Last December, Buz Olian took his 8-year-old son, Jacob, to the Second Harvest Food Bank in San Carlos, where they live.
The reason for the visit was to donate $14 in tzedakah that Jacob had collected over the past year through weekly deposits into his piggy bank. While at the food bank, the Olians took a tour.
“They have so much food to give to people,” said Jacob in a phone interview. “Shelves and shelves of food. If you weighed it up, it would probably be around 3 million pounds.”
But when Jacob saw the refrigerated fruit vault, all he saw were lemons.
“I wanted to give them more,” he said. “I thought about it later, that we have a lemon bush, so I came up with the idea.”
His idea was to collect fruit from neighbors with fruit trees to give to the food bank.
So he went to his dad’s advertising office and worked on a flier. “Got Fruit?” it began. He introduced himself on the flier; he said his name was Jacob, and that he was 8.
“I wrote that I’m collecting fruit for our food bank, because they give it to little kids who need it in their lunches.”

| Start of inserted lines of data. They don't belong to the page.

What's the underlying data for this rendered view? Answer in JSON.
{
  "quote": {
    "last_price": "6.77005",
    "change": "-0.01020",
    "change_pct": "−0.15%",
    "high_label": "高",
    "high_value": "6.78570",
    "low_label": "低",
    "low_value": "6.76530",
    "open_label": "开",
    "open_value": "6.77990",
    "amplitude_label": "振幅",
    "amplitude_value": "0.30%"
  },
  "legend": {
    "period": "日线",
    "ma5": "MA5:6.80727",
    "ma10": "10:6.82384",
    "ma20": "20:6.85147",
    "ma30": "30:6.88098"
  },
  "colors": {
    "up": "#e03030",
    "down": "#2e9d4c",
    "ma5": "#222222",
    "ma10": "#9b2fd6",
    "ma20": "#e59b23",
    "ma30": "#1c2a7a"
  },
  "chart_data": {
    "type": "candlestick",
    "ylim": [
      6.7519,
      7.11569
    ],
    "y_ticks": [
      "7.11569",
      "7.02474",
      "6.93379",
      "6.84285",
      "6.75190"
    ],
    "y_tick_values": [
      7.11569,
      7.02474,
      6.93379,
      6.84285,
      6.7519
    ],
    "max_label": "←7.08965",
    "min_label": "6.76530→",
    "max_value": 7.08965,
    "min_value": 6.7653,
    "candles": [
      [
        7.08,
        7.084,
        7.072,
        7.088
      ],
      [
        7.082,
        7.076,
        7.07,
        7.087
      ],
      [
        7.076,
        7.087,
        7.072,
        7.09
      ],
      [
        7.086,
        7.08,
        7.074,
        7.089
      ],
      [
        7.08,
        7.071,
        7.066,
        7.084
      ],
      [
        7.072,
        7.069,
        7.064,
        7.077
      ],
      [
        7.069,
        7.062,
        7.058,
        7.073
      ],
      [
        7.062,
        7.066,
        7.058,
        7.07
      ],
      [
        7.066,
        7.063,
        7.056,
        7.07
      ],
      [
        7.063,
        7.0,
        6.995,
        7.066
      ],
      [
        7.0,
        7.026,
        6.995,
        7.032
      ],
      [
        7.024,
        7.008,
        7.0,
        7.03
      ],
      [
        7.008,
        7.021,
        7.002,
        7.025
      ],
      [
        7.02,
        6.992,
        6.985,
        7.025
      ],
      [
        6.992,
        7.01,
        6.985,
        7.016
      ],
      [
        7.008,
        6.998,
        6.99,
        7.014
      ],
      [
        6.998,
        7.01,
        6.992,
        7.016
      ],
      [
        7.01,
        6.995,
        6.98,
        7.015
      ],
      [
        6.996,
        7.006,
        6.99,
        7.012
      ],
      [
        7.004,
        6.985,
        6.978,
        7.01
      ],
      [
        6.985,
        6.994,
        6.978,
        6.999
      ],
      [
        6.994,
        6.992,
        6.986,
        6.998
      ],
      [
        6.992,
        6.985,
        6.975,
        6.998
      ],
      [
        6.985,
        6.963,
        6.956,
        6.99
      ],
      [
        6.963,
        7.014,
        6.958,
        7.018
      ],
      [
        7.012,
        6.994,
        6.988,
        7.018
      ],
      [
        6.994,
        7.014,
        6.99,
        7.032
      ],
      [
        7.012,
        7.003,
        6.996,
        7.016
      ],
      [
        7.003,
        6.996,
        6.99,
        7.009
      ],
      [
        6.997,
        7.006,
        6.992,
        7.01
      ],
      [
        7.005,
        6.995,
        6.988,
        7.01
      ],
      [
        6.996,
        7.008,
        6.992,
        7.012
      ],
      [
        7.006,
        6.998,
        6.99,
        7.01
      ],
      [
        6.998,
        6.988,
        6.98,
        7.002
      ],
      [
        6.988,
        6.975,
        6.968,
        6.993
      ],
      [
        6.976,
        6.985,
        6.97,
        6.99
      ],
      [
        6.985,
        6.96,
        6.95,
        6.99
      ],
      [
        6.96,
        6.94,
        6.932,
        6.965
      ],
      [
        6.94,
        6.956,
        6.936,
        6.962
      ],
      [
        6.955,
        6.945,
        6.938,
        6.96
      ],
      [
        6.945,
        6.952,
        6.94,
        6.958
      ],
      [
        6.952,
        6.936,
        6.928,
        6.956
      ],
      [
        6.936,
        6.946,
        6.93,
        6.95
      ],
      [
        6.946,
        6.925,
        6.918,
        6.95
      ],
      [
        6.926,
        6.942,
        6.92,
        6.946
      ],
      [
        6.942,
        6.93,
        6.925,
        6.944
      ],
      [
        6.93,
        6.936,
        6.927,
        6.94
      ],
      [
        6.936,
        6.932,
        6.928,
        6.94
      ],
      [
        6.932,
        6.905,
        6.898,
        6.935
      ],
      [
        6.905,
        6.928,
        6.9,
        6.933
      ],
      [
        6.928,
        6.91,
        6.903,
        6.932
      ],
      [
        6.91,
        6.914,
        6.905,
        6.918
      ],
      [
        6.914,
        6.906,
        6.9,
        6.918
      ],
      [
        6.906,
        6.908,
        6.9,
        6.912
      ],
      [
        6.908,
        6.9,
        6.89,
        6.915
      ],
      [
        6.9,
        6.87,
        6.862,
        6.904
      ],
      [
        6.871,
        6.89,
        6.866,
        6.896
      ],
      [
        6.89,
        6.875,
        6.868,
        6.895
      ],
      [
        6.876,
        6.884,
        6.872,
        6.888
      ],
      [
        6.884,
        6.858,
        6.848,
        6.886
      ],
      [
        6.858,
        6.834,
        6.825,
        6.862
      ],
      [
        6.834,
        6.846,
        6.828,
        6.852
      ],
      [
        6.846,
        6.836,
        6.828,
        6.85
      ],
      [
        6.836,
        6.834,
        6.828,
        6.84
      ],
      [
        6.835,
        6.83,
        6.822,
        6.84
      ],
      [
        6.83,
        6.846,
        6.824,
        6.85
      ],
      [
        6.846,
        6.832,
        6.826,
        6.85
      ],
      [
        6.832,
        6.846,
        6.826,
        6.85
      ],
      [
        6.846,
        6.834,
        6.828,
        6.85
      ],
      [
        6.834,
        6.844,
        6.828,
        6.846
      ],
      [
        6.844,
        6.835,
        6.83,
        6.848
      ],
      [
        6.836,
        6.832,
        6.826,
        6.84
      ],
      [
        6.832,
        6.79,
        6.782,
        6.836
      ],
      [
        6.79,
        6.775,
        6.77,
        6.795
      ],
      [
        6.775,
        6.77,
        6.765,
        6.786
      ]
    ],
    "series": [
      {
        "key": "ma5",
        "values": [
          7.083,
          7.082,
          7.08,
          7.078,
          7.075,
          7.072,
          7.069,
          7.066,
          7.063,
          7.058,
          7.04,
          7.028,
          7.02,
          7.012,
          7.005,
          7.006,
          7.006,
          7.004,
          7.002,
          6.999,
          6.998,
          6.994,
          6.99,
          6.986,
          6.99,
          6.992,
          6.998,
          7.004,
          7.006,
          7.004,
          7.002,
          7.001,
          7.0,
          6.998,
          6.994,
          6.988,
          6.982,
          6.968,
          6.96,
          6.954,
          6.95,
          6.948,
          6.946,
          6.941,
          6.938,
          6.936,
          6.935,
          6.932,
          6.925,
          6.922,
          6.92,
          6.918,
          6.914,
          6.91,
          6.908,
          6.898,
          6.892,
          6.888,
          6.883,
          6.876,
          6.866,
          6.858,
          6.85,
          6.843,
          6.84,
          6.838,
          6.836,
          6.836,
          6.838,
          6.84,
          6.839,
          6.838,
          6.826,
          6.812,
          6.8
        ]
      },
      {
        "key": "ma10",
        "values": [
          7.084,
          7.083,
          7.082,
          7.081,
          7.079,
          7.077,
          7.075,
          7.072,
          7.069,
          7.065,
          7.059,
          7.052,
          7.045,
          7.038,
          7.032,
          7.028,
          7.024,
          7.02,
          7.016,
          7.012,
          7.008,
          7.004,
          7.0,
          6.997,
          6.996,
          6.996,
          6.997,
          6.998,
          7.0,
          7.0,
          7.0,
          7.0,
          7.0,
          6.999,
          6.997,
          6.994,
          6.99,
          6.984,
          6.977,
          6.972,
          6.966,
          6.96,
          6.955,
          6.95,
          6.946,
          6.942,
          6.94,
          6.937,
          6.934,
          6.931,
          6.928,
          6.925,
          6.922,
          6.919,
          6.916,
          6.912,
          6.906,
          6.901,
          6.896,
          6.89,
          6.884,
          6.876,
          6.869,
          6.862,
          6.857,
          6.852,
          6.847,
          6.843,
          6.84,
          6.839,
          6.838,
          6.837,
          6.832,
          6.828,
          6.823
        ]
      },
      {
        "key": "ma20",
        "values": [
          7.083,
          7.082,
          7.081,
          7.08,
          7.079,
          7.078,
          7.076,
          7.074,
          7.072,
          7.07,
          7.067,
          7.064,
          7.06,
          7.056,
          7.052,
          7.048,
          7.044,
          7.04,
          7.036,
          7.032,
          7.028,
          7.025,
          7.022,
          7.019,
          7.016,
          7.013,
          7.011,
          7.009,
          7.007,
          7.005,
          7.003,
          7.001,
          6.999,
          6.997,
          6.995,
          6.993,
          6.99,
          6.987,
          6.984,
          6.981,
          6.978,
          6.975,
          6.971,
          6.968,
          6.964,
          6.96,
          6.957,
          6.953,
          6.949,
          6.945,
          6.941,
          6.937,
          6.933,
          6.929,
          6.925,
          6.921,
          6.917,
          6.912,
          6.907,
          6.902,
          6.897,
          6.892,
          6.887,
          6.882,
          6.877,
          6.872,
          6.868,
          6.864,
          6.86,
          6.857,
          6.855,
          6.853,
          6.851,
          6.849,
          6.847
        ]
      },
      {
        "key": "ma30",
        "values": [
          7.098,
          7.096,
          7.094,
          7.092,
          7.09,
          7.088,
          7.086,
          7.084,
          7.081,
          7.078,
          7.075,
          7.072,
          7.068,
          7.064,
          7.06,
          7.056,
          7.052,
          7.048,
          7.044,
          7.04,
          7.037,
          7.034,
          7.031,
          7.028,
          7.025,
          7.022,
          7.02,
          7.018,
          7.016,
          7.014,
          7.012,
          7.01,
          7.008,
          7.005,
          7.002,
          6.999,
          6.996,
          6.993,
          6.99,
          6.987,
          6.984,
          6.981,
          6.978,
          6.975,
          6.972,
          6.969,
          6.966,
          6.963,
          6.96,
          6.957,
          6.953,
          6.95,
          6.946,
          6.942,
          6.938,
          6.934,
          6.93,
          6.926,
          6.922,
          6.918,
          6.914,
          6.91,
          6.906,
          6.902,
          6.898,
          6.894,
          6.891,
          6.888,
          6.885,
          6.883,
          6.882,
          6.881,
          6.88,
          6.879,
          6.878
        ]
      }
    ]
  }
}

He instructed people to put the fruit in bags, and then gave his phone number, so people could call him for pick-up. He then went around his San Carlos neighborhood, leaving fliers at people’s homes where he could see fruit trees.
On his first mission, he collected 73 pounds of fruit, mostly oranges. His father drove him around to collect it, and then helped him deliver it, too.
“It’s a lot for a kid to carry,” he said.
Since then, he has made three more trips, and he’s now up to 325 pounds of donated fruit. He also put a box for collection in the lobby of his school, Ronald C. Wornick Jewish Day School of Foster City. He’s also gotten a couple friends to help out.
Asked when he would stop collecting, Jacob replied, “when I’m finished.” When asked when that would be, he said, “Until I want to stop, or I collect 500 pounds.”
Some press coverage has helped Jacob become a bit of a minor celebrity, but he and his father emphasized that it was not the reason he continues with his project.
“I guess I’m being pretty humble,” said Jacob. “I was not doing this to get into the newspaper; I didn’t even know that I was going to be interviewed and on TV.”
However, one outcome is that the food bank has received more donations of fruit from others inspired by Jacob’s actions.
Lynn Crocker, a spokeswoman for Second Harvest, confirmed that the campaign has been useful. Typically, when people donate to the food bank, they tend to think of canned goods.
“Fresh produce is always something that the food bank definitely needs,” she said. “It’s a great thing he’s doing.”
Buz Olian agreed with his son that the media coverage has been useful. “It’s not our intention to create publicity, however, if it’s inspired some people to contribute and if this helps others to see that there’s an opportunity for them to take what’s just growing in their yards to help other people, then it’s all fine and good.”
Hearing that others have been inspired “makes me happy,” Jacob said.
Jacob’s other cause was donating some toys to the San Carlos Fire Department, which distributed the gifts to underprivileged children.
When he went toy shopping and the owner of the store found out what he was doing, Jacob not only received a discount but an additional large bag of toys to donate.
Jacob’s father recalled how, when they walked into the fire station with a “gigantic bag of toys, they were happy to receive them, but then Jacob got to spend the next hour climbing around the engines and blasting the horns.
“There’s always a little reward at the end of this,” he said. “But maybe the reward of the fruit collecting is having him see that there’s a direct effect from whatever anybody does.”